During the Hellenistic period, architecture emphasized on decoration rather than function. In this term, the Greek continued to build temples , but also began to build a lot of other types of large public buildings. The architecture is similar to Hellenistic sculpture, focused on theatrically, drama and the experience of the viewer.
The Doric order was abandoned because it was considered too formal. On the contrary, the architectural style of the Ionic order, being more decorative and elegant, was preferred to suit the aesthetics of the Hellenistic period. They was put their wealth on display for all to see; building elaborate palaces and commissioning art sculptures and extravagant jewelry. Public spaces and temples were created with the people in mind, and so were built on a new monumental scale. They were constructed on larger scale in more ambitious configuration and complexity.
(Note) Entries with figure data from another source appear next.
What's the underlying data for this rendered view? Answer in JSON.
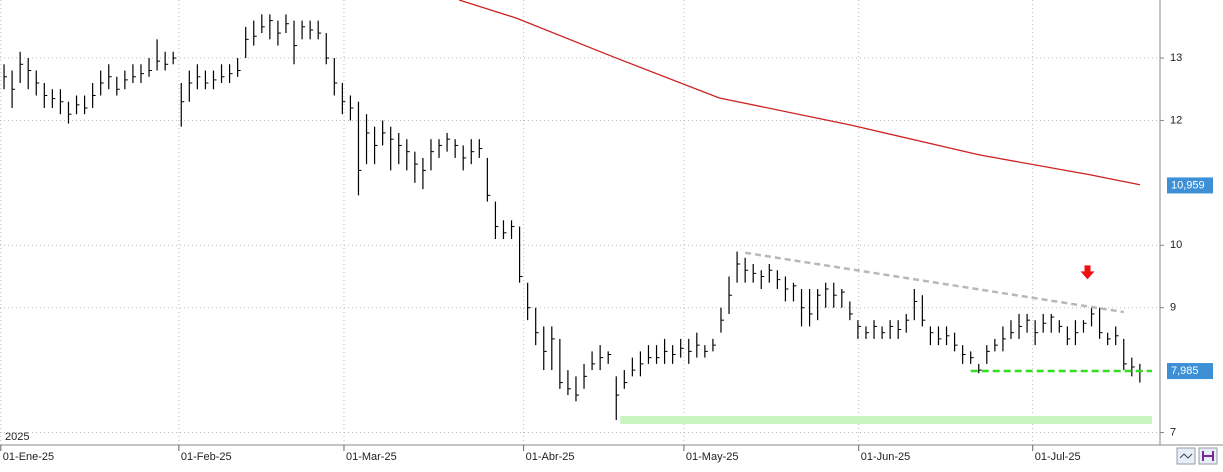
{
  "chart_data": {
    "type": "ohlc",
    "year_label": "2025",
    "xlim": [
      -0.5,
      143.5
    ],
    "ylim": [
      6.8,
      13.93
    ],
    "xticks": [
      {
        "value": -0.4,
        "label": "01-Ene-25"
      },
      {
        "value": 21.7,
        "label": "01-Feb-25"
      },
      {
        "value": 42.2,
        "label": "01-Mar-25"
      },
      {
        "value": 64.5,
        "label": "01-Abr-25"
      },
      {
        "value": 84.4,
        "label": "01-May-25"
      },
      {
        "value": 106.1,
        "label": "01-Jun-25"
      },
      {
        "value": 127.7,
        "label": "01-Jul-25"
      }
    ],
    "yticks": [
      7,
      9,
      10,
      12,
      13
    ],
    "grid": true,
    "bar_color": "#000000",
    "close": [
      12.7,
      12.5,
      12.9,
      12.8,
      12.6,
      12.4,
      12.35,
      12.3,
      12.1,
      12.25,
      12.2,
      12.4,
      12.6,
      12.7,
      12.5,
      12.65,
      12.7,
      12.75,
      12.8,
      12.95,
      12.9,
      13.0,
      12.3,
      12.6,
      12.7,
      12.6,
      12.65,
      12.7,
      12.75,
      12.8,
      13.3,
      13.35,
      13.5,
      13.6,
      13.4,
      13.55,
      13.2,
      13.5,
      13.45,
      13.4,
      13.0,
      12.6,
      12.3,
      12.2,
      11.2,
      11.8,
      11.6,
      11.8,
      11.7,
      11.6,
      11.5,
      11.3,
      11.2,
      11.5,
      11.6,
      11.7,
      11.6,
      11.4,
      11.5,
      11.55,
      10.8,
      10.3,
      10.2,
      10.3,
      9.5,
      9.0,
      8.6,
      8.3,
      8.5,
      7.8,
      7.7,
      7.6,
      7.9,
      8.1,
      8.2,
      8.25,
      7.6,
      7.8,
      8.0,
      8.1,
      8.2,
      8.2,
      8.3,
      8.25,
      8.35,
      8.3,
      8.4,
      8.3,
      8.4,
      8.8,
      9.2,
      9.7,
      9.6,
      9.55,
      9.5,
      9.6,
      9.45,
      9.3,
      9.35,
      9.0,
      8.9,
      9.2,
      9.3,
      9.2,
      9.25,
      8.9,
      8.7,
      8.6,
      8.7,
      8.6,
      8.7,
      8.65,
      8.8,
      9.1,
      8.8,
      8.6,
      8.5,
      8.55,
      8.4,
      8.25,
      8.2,
      8.0,
      8.3,
      8.4,
      8.5,
      8.6,
      8.7,
      8.8,
      8.6,
      8.75,
      8.85,
      8.7,
      8.5,
      8.6,
      8.75,
      8.9,
      8.6,
      8.5,
      8.55,
      8.1,
      8.05,
      7.985
    ],
    "high": [
      12.9,
      12.8,
      13.1,
      13.0,
      12.8,
      12.6,
      12.5,
      12.5,
      12.3,
      12.4,
      12.4,
      12.6,
      12.8,
      12.9,
      12.7,
      12.8,
      12.9,
      12.9,
      13.0,
      13.3,
      13.1,
      13.1,
      12.6,
      12.8,
      12.9,
      12.8,
      12.8,
      12.9,
      12.9,
      13.0,
      13.5,
      13.6,
      13.7,
      13.7,
      13.6,
      13.7,
      13.6,
      13.6,
      13.6,
      13.6,
      13.4,
      13.0,
      12.6,
      12.4,
      12.3,
      12.1,
      11.9,
      12.0,
      11.9,
      11.8,
      11.7,
      11.5,
      11.4,
      11.7,
      11.7,
      11.8,
      11.7,
      11.6,
      11.7,
      11.7,
      11.4,
      10.7,
      10.4,
      10.4,
      10.3,
      9.4,
      9.0,
      8.7,
      8.7,
      8.5,
      8.0,
      7.9,
      8.1,
      8.3,
      8.4,
      8.3,
      7.9,
      8.0,
      8.2,
      8.3,
      8.4,
      8.4,
      8.5,
      8.4,
      8.5,
      8.5,
      8.6,
      8.4,
      8.5,
      9.0,
      9.5,
      9.9,
      9.8,
      9.7,
      9.6,
      9.7,
      9.6,
      9.5,
      9.4,
      9.3,
      9.3,
      9.3,
      9.4,
      9.4,
      9.3,
      9.1,
      8.8,
      8.7,
      8.8,
      8.7,
      8.8,
      8.8,
      8.9,
      9.3,
      9.2,
      8.7,
      8.7,
      8.7,
      8.6,
      8.4,
      8.3,
      8.1,
      8.4,
      8.5,
      8.7,
      8.8,
      8.9,
      8.9,
      8.8,
      8.9,
      8.9,
      8.8,
      8.7,
      8.8,
      8.8,
      9.0,
      9.0,
      8.6,
      8.7,
      8.5,
      8.2,
      8.1
    ],
    "low": [
      12.5,
      12.2,
      12.6,
      12.5,
      12.4,
      12.2,
      12.2,
      12.1,
      11.95,
      12.1,
      12.1,
      12.2,
      12.4,
      12.5,
      12.4,
      12.5,
      12.6,
      12.6,
      12.7,
      12.8,
      12.8,
      12.9,
      11.9,
      12.3,
      12.5,
      12.5,
      12.5,
      12.6,
      12.6,
      12.7,
      13.0,
      13.2,
      13.4,
      13.3,
      13.2,
      13.4,
      12.9,
      13.3,
      13.3,
      13.3,
      12.9,
      12.4,
      12.1,
      12.0,
      10.8,
      11.3,
      11.3,
      11.6,
      11.2,
      11.3,
      11.2,
      11.0,
      10.9,
      11.2,
      11.4,
      11.5,
      11.4,
      11.2,
      11.3,
      11.4,
      10.7,
      10.1,
      10.1,
      10.1,
      9.4,
      8.8,
      8.4,
      8.0,
      8.0,
      7.7,
      7.6,
      7.5,
      7.7,
      8.0,
      8.0,
      8.1,
      7.2,
      7.7,
      7.9,
      7.9,
      8.1,
      8.1,
      8.1,
      8.1,
      8.2,
      8.1,
      8.2,
      8.2,
      8.3,
      8.6,
      8.9,
      9.4,
      9.4,
      9.4,
      9.3,
      9.4,
      9.3,
      9.1,
      9.1,
      8.7,
      8.7,
      8.8,
      9.0,
      9.0,
      9.0,
      8.8,
      8.5,
      8.5,
      8.5,
      8.5,
      8.5,
      8.5,
      8.6,
      8.8,
      8.7,
      8.4,
      8.4,
      8.4,
      8.3,
      8.1,
      8.1,
      7.95,
      8.1,
      8.3,
      8.3,
      8.5,
      8.5,
      8.6,
      8.4,
      8.6,
      8.6,
      8.6,
      8.4,
      8.4,
      8.6,
      8.7,
      8.5,
      8.4,
      8.4,
      8.0,
      7.9,
      7.8
    ],
    "moving_average": {
      "color": "#cc2222",
      "x": [
        56.5,
        63.6,
        76,
        88.8,
        105,
        121,
        134.8,
        141
      ],
      "values": [
        13.93,
        13.64,
        13.0,
        12.36,
        11.93,
        11.45,
        11.13,
        10.97
      ]
    },
    "trendline": {
      "color": "#b8b8b8",
      "x": [
        92,
        139
      ],
      "values": [
        9.88,
        8.93
      ]
    },
    "support_line": {
      "color": "#33dd22",
      "x": [
        120,
        142.5
      ],
      "value": 7.985
    },
    "support_zone": {
      "color": "#c8f5c0",
      "x": [
        76.5,
        142.5
      ],
      "value": 7.2
    },
    "arrow": {
      "color": "#ee1111",
      "x": 134.5,
      "value": 9.55
    },
    "price_labels": [
      {
        "value": 10.959,
        "label": "10,959"
      },
      {
        "value": 7.985,
        "label": "7,985"
      }
    ]
  }
}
On the other hand, classical temple was self-contained and active. They had a relation with nature and built which gave it scale. One of the famous temples in this term was temple of Apollo. Unlike a typical Ionic and Doric temple, the plan of the Temple of Apollo consists of a temple within a temple. Normally, a temple’s foundation will lie on a more or less consistent horizontal plane. As one approaches this temple, the stairs in the center of the east side are marked off as the entrance.
When we look at the determinants of city form, the structure of grid maintained its importance in this term. Besides that, plan of the hilly site was given importance and based on the vertical, three dimensional alliance of major building groups. The cities of that period had the main gate, acting this as the threshold between the nature and the urban landscape. The monumental public buildings contributing both the rural population as well as those living within the city’s walls, constituted the urban landscape.